Beim Lastwagenhersteller Scania ist es zwei schwedischen Fonds und Scania-Aktionären zufolge zum Streit mit Haupteigner Volkswagen über die Besetzung des Aufsichtsrats gekommen. Die Vertreter von Alecta und der Swedbank Robur traten vom Nominierungskomitee zurück.
Für einen einstimmigen Vorschlag gebe es keine Basis, begründeten die viert- und fünftgrößten Scania-Eigner ihren Entschluss.
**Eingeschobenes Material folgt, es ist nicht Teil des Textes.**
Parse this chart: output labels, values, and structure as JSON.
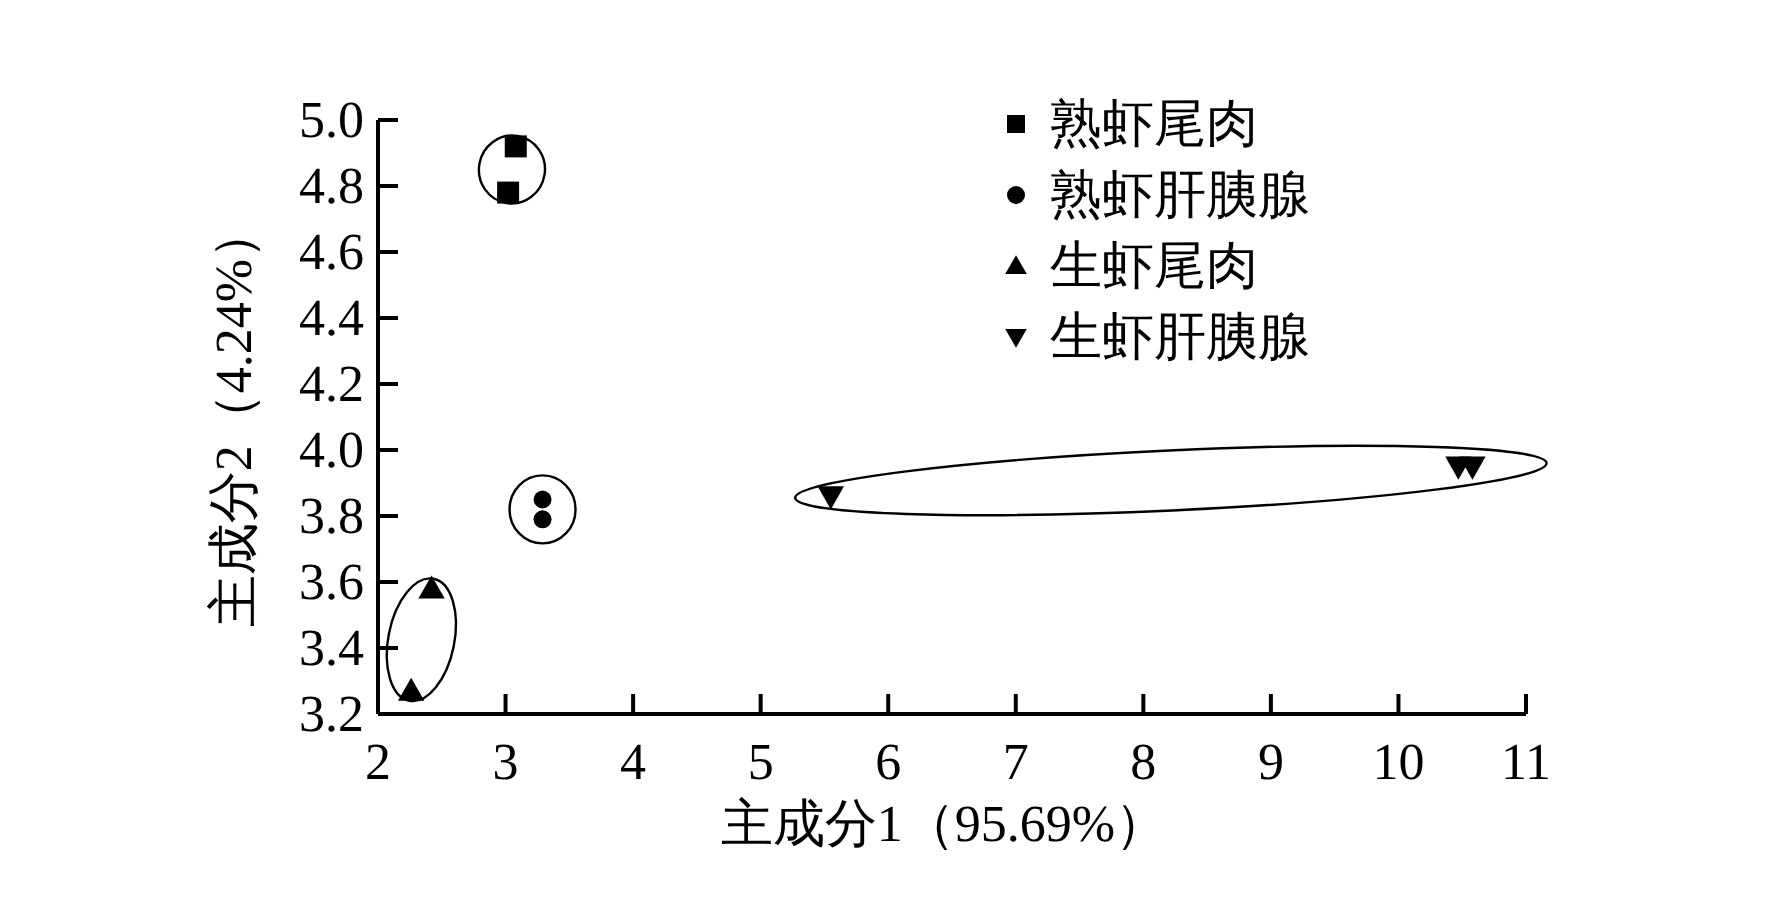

Die Haupteigner, neben VW auch MAN, hätten die Meinungen der Minderheitsaktionäre nicht berücksichtigen wollen. Ein Volkswagen-Sprecher erklärte, VW halte sich strikt an die Regeln der Unternehmensführung, die auch in Schweden Gültigkeit hätten.
Die Wolfsburger halten rund 71 Prozent der Stimmrechte bei Scania, MAN rund 17,4 Prozent. VW wiederum kontrolliert MAN zu knapp 30 Prozent. Swedbank Robur und Alecta verfügen über 0,9 beziehungsweise 0,7 Prozent der Scania-Stimmrechte.